The first step was to find a platform on which to build my tiny house. I enlisted the help of my step-father, who has a huge amount of experience with building, and loves projects such as this.

After much research, I settled on this trailer. Although I liked the "deckover" variety because the deck extends all the way to the edges of the 8.5' total width of the trailer, they were too high off the ground. The height would have taken precious head room from my loft space, as the total project must remain under 13.5'. While other trailers are lower to the ground, the deck width is typically only the width that will fit between the wheels. and I needed that extra few inches on each side.

A happy compromise was found in this trailer. As you can see, the deck is below the wheel well, but it also extends all the way to the edge of the trailer before and after the fenders.

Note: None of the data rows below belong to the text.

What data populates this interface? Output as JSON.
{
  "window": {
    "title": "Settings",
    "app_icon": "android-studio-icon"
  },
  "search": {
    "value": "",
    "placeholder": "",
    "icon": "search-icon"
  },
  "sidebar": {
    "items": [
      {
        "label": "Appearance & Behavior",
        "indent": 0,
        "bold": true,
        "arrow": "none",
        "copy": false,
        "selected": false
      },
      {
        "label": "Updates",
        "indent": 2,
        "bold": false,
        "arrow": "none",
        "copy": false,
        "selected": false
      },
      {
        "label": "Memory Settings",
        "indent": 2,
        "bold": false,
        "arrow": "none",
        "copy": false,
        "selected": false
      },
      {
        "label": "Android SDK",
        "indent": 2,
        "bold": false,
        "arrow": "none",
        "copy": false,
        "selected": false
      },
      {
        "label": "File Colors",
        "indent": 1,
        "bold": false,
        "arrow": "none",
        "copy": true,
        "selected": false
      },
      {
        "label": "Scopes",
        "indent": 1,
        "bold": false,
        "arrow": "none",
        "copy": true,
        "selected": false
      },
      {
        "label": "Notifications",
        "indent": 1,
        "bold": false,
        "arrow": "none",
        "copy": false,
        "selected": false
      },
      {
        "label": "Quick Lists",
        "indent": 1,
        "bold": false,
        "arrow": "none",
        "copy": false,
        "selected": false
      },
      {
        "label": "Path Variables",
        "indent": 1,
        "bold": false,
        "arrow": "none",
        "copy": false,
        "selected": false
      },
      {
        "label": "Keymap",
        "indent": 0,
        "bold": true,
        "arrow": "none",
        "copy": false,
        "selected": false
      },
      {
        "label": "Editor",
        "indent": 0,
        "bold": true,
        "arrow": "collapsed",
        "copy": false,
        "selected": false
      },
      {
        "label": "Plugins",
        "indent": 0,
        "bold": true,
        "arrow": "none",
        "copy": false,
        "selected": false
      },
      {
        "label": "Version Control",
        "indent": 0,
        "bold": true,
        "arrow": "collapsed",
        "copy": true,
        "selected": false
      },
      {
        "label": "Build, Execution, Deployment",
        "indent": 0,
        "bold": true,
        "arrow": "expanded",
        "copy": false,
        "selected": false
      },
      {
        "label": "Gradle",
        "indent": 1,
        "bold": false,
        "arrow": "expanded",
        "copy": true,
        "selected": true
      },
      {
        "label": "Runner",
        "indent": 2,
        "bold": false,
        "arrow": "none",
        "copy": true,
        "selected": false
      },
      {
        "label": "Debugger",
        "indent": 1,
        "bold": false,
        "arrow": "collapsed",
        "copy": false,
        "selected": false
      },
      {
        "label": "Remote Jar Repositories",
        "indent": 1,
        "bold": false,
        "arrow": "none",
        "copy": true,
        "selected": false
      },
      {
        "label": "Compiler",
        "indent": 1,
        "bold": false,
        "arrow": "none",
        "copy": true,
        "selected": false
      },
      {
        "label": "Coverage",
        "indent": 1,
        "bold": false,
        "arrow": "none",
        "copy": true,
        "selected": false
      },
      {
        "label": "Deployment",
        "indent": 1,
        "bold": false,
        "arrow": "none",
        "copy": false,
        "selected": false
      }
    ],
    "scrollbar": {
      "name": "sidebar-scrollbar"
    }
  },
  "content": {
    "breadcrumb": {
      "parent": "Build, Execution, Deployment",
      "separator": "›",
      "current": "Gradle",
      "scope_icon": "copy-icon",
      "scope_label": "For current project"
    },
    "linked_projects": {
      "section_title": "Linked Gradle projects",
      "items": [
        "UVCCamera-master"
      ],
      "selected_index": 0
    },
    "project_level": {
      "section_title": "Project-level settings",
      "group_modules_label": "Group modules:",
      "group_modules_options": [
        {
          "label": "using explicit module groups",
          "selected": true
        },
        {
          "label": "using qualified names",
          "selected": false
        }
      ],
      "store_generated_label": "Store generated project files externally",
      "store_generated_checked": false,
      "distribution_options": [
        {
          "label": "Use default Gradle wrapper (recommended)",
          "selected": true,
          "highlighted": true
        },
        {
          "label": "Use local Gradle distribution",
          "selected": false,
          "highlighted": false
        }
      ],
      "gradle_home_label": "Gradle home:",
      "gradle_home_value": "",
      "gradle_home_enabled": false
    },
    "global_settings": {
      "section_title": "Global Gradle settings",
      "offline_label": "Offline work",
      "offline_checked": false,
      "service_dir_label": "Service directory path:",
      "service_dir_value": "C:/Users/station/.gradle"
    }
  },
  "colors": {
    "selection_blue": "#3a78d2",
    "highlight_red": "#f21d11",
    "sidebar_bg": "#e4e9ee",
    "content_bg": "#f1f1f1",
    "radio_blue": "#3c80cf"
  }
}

I got a good deal on the trailer as the dealer was making room for 2010 models.

The dealer was kind enough to deliver the trailer to my house, saving me the cost of renting a truck. My Honda Fit would not be up to the task I'm afraid.

The next task was to remove the pressure treated boards that came on the trailer bed.My plan was to use the space underneath the platform level for insulation, thereby saving a little bit of headroom in my sleeping loft (I'm sort of tall, so every bit of space up there counts).

After removing the boards, we were ready to begin installing the layers under the flooring. I made a large order at my local lumber yard, and they delivered the next morning.

The first layer was corrugated tin, so that there would be something to hold up the insulations. The tin was mounted between the two steel C bars which make up the primary support for the trailer along the left and right sides.
With a good cobalt drill bit, the tin panels went in quite easily.

And once the panels were in place, we put in a layer of vapor barrier, and then the insulation.

Once the insulation was done, one more layer of vapor barrier for good measure...

...and the first week of building is done!

In addition to the above, we spent a lot of hours planning, measuring, setting up electric saws, shopping for materials and ideas, and debating, as well as a huge amount of learning. Tomorrow will bring the floor, and then, if the weather isn't too bad, the walls and roof over the following couple of days!